We have discussed a computational design framework for the design of THz optical elements from the most basic responses (e.g. spherical lenses) to some of the most challenging ones (e.g. holograms). Based on the principles of scalar diffraction, our optimization-based search algorithm successfully integrates the theoretical concepts from the realms of diffractive optics and merges it with the principle algorithmic concepts of computer science and optimization. The subtle handling of the scalability in these THz optical elements was observed as the total design space was varied across all the three examples along with the usage of symmetry constraints. Irrespective of the constraints, the gradient descent based computational search routine, enabled up to 10-100X faster convergence than the traditional direct binary search technique.
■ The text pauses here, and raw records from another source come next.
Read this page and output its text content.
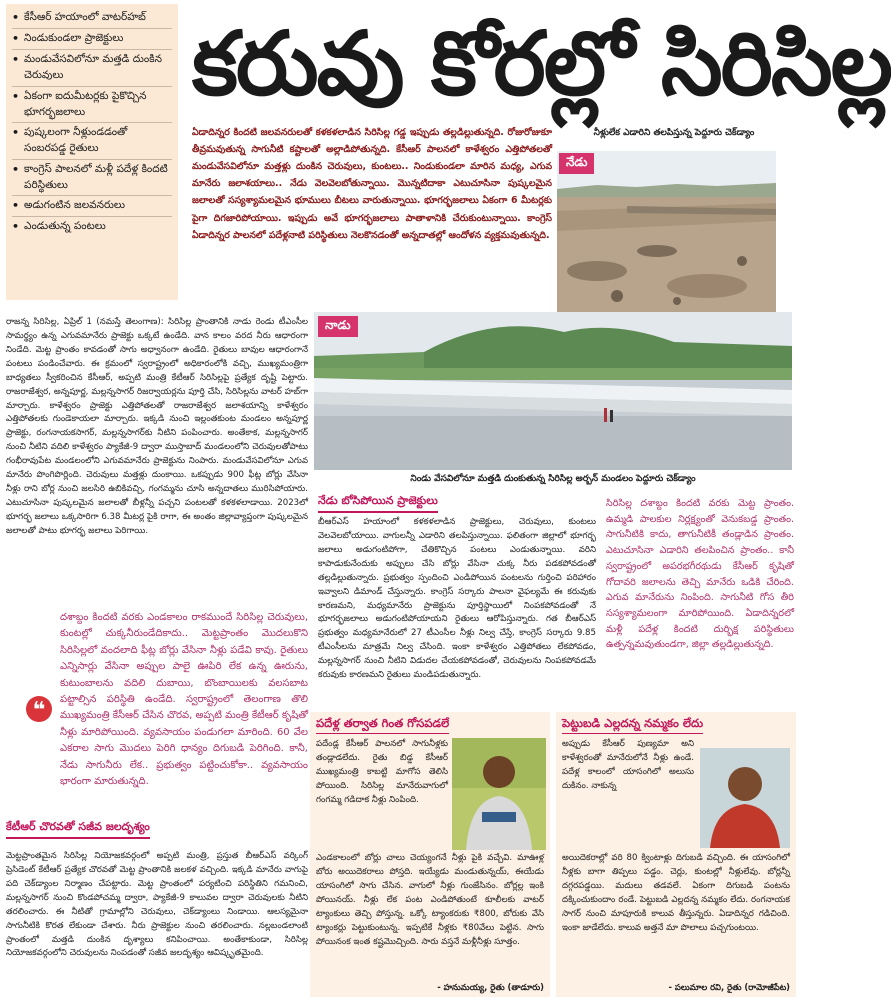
• కేసీఆర్ హయాంలో వాటర్‌హబ్
• నిండుకుండలా ప్రాజెక్టులు
• మండువేసవిలోనూ మత్తడి దుంకిన చెరువులు
• ఏకంగా ఐదుమీటర్లకు పైకొచ్చిన భూగర్భజలాలు
• పుష్కలంగా నీళ్లుండడంతో సంబరపడ్డ రైతులు
• కాంగ్రెస్ పాలనలో మళ్లీ పదేళ్ల కిందటి పరిస్థితులు
• అడుగంటిన జలవనరులు
• ఎండుతున్న పంటలు
కరువు కోరల్లో సిరిసిల్ల
ఏడాదిన్నర కిందటి జలవనరులతో కళకళలాడిన సిరిసిల్ల గడ్డ ఇప్పుడు తల్లడిల్లుతున్నది. రోజురోజుకూ తీవ్రమవుతున్న సాగునీటి కష్టాలతో అల్లాడిపోతున్నది. కేసీఆర్ పాలనలో కాళేశ్వరం ఎత్తిపోతలతో మండువేసవిలోనూ మత్తళ్లు దుంకిన చెరువులు, కుంటలు.. నిండుకుండలా మారిన మధ్య, ఎగువ మానేరు జలాశయాలు.. నేడు వెలవెలబోతున్నాయి. మొన్నటిదాకా ఎటుచూసినా పుష్కలమైన జలాలతో సస్యశ్యామలమైన భూములు బీటలు వారుతున్నాయి. భూగర్భజలాలు ఏకంగా 6 మీటర్లకు పైగా దిగజారిపోయాయి. ఇప్పుడు అవే భూగర్భజలాలు పాతాళానికి చేరుకుంటున్నాయి. కాంగ్రెస్ ఏడాదిన్నర పాలనలో పదేళ్లనాటి పరిస్థితులు నెలకొనడంతో అన్నదాతల్లో ఆందోళన వ్యక్తమవుతున్నది.
నీళ్లులేక ఎడారిని తలపిస్తున్న పెద్దూరు చెక్‌డ్యాం
నేడు
నాడు
నిండు వేసవిలోనూ మత్తడి దుంకుతున్న సిరిసిల్ల అర్బన్ మండలం పెద్దూరు చెక్‌డ్యాం
రాజన్న సిరిసిల్ల, ఏప్రిల్ 1 (నమస్తే తెలంగాణ): సిరిసిల్ల ప్రాంతానికి నాడు రెండు టీఎంసీల సామర్థ్యం ఉన్న ఎగువమానేరు ప్రాజెక్టు ఒక్కటే ఉండేది. వాన కాలం వరద నీరు ఆధారంగా నిండేది. మెట్ట ప్రాంతం కావడంతో సాగు అధ్వానంగా ఉండేది. రైతులు బావుల ఆధారంగానే పంటలు పండించేవారు. ఈ క్రమంలో స్వరాష్ట్రంలో అధికారంలోకి వచ్చి, ముఖ్యమంత్రిగా బాధ్యతలు స్వీకరించిన కేసీఆర్, అప్పటి మంత్రి కేటీఆర్ సిరిసిల్లపై ప్రత్యేక దృష్టి పెట్టారు. రాజరాజేశ్వర, అన్నపూర్ణ, మల్లన్నసాగర్ రిజర్వాయర్లను పూర్తి చేసి, సిరిసిల్లను వాటర్ హబ్‌గా మార్చారు. కాళేశ్వరం ప్రాజెక్టు ఎత్తిపోతలతో రాజరాజేశ్వర జలాశయాన్ని కాళేశ్వరం ఎత్తిపోతలకు గుండెకాయలా మార్చారు. ఇక్కడి నుంచి ఇల్లంతకుంట మండలం అన్నపూర్ణ ప్రాజెక్టు, రంగనాయకసాగర్, మల్లన్నసాగర్‌కు నీటిని పంపించారు. అంతేకాక, మల్లన్నసాగర్ నుంచి నీటిని వదిలి కాళేశ్వరం ప్యాకేజీ-9 ద్వారా ముస్తాబాద్ మండలంలోని చెరువులతోపాటు గంభీరావుపేట మండలంలోని ఎగువమానేరు ప్రాజెక్టును నింపారు. మండువేసవిలోనూ ఎగువ మానేరు పొంగిపొర్లింది. చెరువులు మత్తళ్లు దుంకాయి. ఒకప్పుడు 900 ఫీట్ల బోర్లు వేసినా నీళ్లు రాని బోర్ల నుంచి జలసిరి ఉబికివచ్చి, గంగమ్మను చూసి అన్నదాతలు మురిసిపోయారు. ఎటుచూసినా పుష్కలమైన జలాలతో బీళ్లన్నీ పచ్చని పంటలతో కళకళలాడాయి. 2023లో భూగర్భ జలాలు ఒక్కసారిగా 6.38 మీటర్ల పైకి రాగా, ఈ అంతం జిల్లావ్యాప్తంగా పుష్కలమైన జలాలతో పాటు భూగర్భ జలాలు పెరిగాయి.
❝
దశాబ్దం కిందటి వరకు ఎండకాలం రాకముందే సిరిసిల్ల చెరువులు, కుంటల్లో చుక్కనీరుండేదికాదు.. మెట్టప్రాంతం మొదలుకొని సిరిసిల్లలో వందలాది ఫీట్ల బోర్లు వేసినా నీళ్లు పడేవి కావు. రైతులు ఎన్నిసార్లు వేసినా అప్పుల పాలై ఊపిరి లేక ఉన్న ఊరును, కుటుంబాలను వదిలి దుబాయి, బొంబాయిలకు వలసబాట పట్టాల్సిన పరిస్థితి ఉండేది. స్వరాష్ట్రంలో తెలంగాణ తొలి ముఖ్యమంత్రి కేసీఆర్ చేసిన చొరవ, అప్పటి మంత్రి కేటీఆర్ కృషితో నీళ్లు మారిపోయింది. వ్యవసాయం పండుగలా మారింది. 60 వేల ఎకరాల సాగు మొదలు పెరిగి ధాన్యం దిగుబడి పెరిగింది. కానీ, నేడు సాగునీరు లేక.. ప్రభుత్వం పట్టించుకోకా.. వ్యవసాయం భారంగా మారుతున్నది.
కేటీఆర్ చొరవతో సజీవ జలదృశ్యం
మెట్టప్రాంతమైన సిరిసిల్ల నియోజకవర్గంలో అప్పటి మంత్రి, ప్రస్తుత బీఆర్‌ఎస్ వర్కింగ్ ప్రెసిడెంట్ కేటీఆర్ ప్రత్యేక చొరవతో మెట్ట ప్రాంతానికి జలకళ వచ్చింది. ఇక్కడి మానేరు వాగుపై పది చెక్‌డ్యాంల నిర్మాణం చేపట్టారు. మెట్ట ప్రాంతంలో పర్యటించి పరిస్థితిని గమనించి, మల్లన్నసాగర్ నుంచి కొండపోచమ్మ ద్వారా, ప్యాకేజీ-9 కాలువల ద్వారా చెరువులకు నీటిని తరలించారు. ఈ నీటితో గ్రామాల్లోని చెరువులు, చెక్‌డ్యాంలు నిండాయి. ఆలస్యమైనా సాగునీటికి కొరత లేకుండా చేశారు. నీరు ప్రాజెక్టుల నుంచి తరలించారు. నల్లబండలాంటి ప్రాంతంలో మత్తడి దుంకిన దృశ్యాలు కనిపించాయి. అంతేకాకుండా, సిరిసిల్ల నియోజకవర్గంలోని చెరువులను నింపడంతో సజీవ జలదృశ్యం ఆవిష్కృతమైంది.
నేడు బోసిపోయిన ప్రాజెక్టులు
బీఆర్‌ఎస్ హయాంలో కళకళలాడిన ప్రాజెక్టులు, చెరువులు, కుంటలు వెలవెలబోయాయి. వాగులన్నీ ఎడారిని తలపిస్తున్నాయి. ఫలితంగా జిల్లాలో భూగర్భ జలాలు అడుగంటిపోగా, చేతికొచ్చిన పంటలు ఎండుతున్నాయి. వరిని కాపాడుకునేందుకు అప్పులు చేసి బోర్లు వేసినా చుక్క నీరు పడకపోవడంతో తల్లడిల్లుతున్నారు. ప్రభుత్వం స్పందించి ఎండిపోయిన పంటలను గుర్తించి పరిహారం ఇవ్వాలని డిమాండ్ చేస్తున్నారు. కాంగ్రెస్ సర్కారు పాలనా వైఫల్యమే ఈ కరువుకు కారణమని, మధ్యమానేరు ప్రాజెక్టును పూర్తిస్థాయిలో నింపకపోవడంతో నే భూగర్భజలాలు అడుగంటిపోయాయని రైతులు ఆరోపిస్తున్నారు. గత బీఆర్‌ఎస్ ప్రభుత్వం మధ్యమానేరులో 27 టీఎంసీల నీళ్లు నిల్వ చేస్తే, కాంగ్రెస్ సర్కారు 9.85 టీఎంసీలను మాత్రమే నిల్వ చేసింది. ఇంకా కాళేశ్వరం ఎత్తిపోతలు లేకపోవడం, మల్లన్నసాగర్ నుంచి నీటిని విడుదల చేయకపోవడంతో, చెరువులను నింపకపోవడమే కరువుకు కారణమని రైతులు మండిపడుతున్నారు.
సిరిసిల్ల దశాబ్దం కిందటి వరకు మెట్ట ప్రాంతం. ఉమ్మడి పాలకుల నిర్లక్ష్యంతో వెనుకబడ్డ ప్రాంతం. సాగునీటికి కాదు, తాగునీటికీ తండ్లాడిన ప్రాంతం. ఎటుచూసినా ఎడారిని తలపించిన ప్రాంతం.. కానీ స్వరాష్ట్రంలో అపరభగీరథుడు కేసీఆర్ కృషితో గోదావరి జలాలను తెచ్చి మానేరు ఒడికి చేరింది. ఎగువ మానేరును నింపింది. సాగునీటి గోస తీరి సస్యశ్యామలంగా మారిపోయింది. ఏడాదిన్నరలో మళ్లీ పదేళ్ల కిందటి దుర్భిక్ష పరిస్థితులు ఉత్పన్నమవుతుండగా, జిల్లా తల్లడిల్లుతున్నది.
పదేళ్ల తర్వాత గింత గోసపడలే
పదేండ్ల కేసీఆర్ పాలనలో సాగునీళ్లకు తండ్లాడలేదు. రైతు బిడ్డ కేసీఆర్ ముఖ్యమంత్రి కాబట్టి మాగోస తెలిసి పోయింది. సిరిసిల్ల మానేరువాగులో గంగమ్మ గడిదాక నీళ్లు నింపింది.
ఎండకాలంలో బోర్లు చాలు చెయ్యంగనే నీళ్లు పైకి వచ్చేవి. మాఊళ్ల బోరు అయిదెకరాలు పోస్తది. ఇయ్యేడు మండుతున్నయ్, ఈయేడు యాసంగిలో సాగు చేసిన. వాగులో నీళ్లు గుంజేసినం. బోర్లల్ల ఇంకి పోయినయ్. నీళ్లు లేక పంట ఎండిపోతుంటే కూలీలకు వాటర్ ట్యాంకులు తెచ్చి పోస్తున్న. ఒక్కో ట్యాంకరుకు ₹800, బోరుకు వేసి ట్యాంకర్లు పెట్టుకుంటున్న. ఇప్పటికే నీళ్లకు ₹80వేలు పెట్టిన. సాగు పోయినంక ఇంత కష్టమొచ్చింది. సారు వస్తనే మళ్లీనీళ్లు సూత్తం.
- హనుమయ్య, రైతు (తాడూరు)
పెట్టుబడి ఎల్లదన్న నమ్మకం లేదు
అప్పుడు కేసీఆర్ పుణ్యమా అని కాళేశ్వరంతో మానేరులోనే నీళ్లు ఉండే. పదేళ్ల కాలంలో యాసంగిలో అలుసు దుకినం. నాకున్న
అయిదెకరాల్లో వరి 80 క్వింటాళ్లు దిగుబడి వచ్చింది. ఈ యాసంగిలో నీళ్లకు బాగా తిప్పలు పడ్డం. చెర్లు, కుంటల్లో నీళ్లులేవు. బోర్లన్నీ దగ్గరపడ్డయి. మదులు తడవలే. ఏకంగా దిగుబడి పంటను దక్కించుకుందాం రండే. పెట్టుబడి ఎల్లదన్న నమ్మకం లేదు. రంగనాయక సాగర్ నుంచి మాపూరుకి కాలువ తీస్తున్నరు. ఏడాదిన్నర గడిచింది. ఇంకా జాడేలేదు. కాలువ అత్తనే మా పొలాలు పచ్చగుంటయి.
- పలుమాల రవి, రైతు (రామోజీపేట)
Furthermore, parametric error tolerance analysis elucidates the tolerance of such THz optical elements to fabrication errors. Barring the challenges associated with current 3D printing technology and the usage of better measurement facilities, our experimental demonstration of one such design example, i.e. a high N.A. spherical lens, evidences that the proposed design approach can be a significant step towards enabling new types of THz optical elements or even devices operating beyond the THz regime.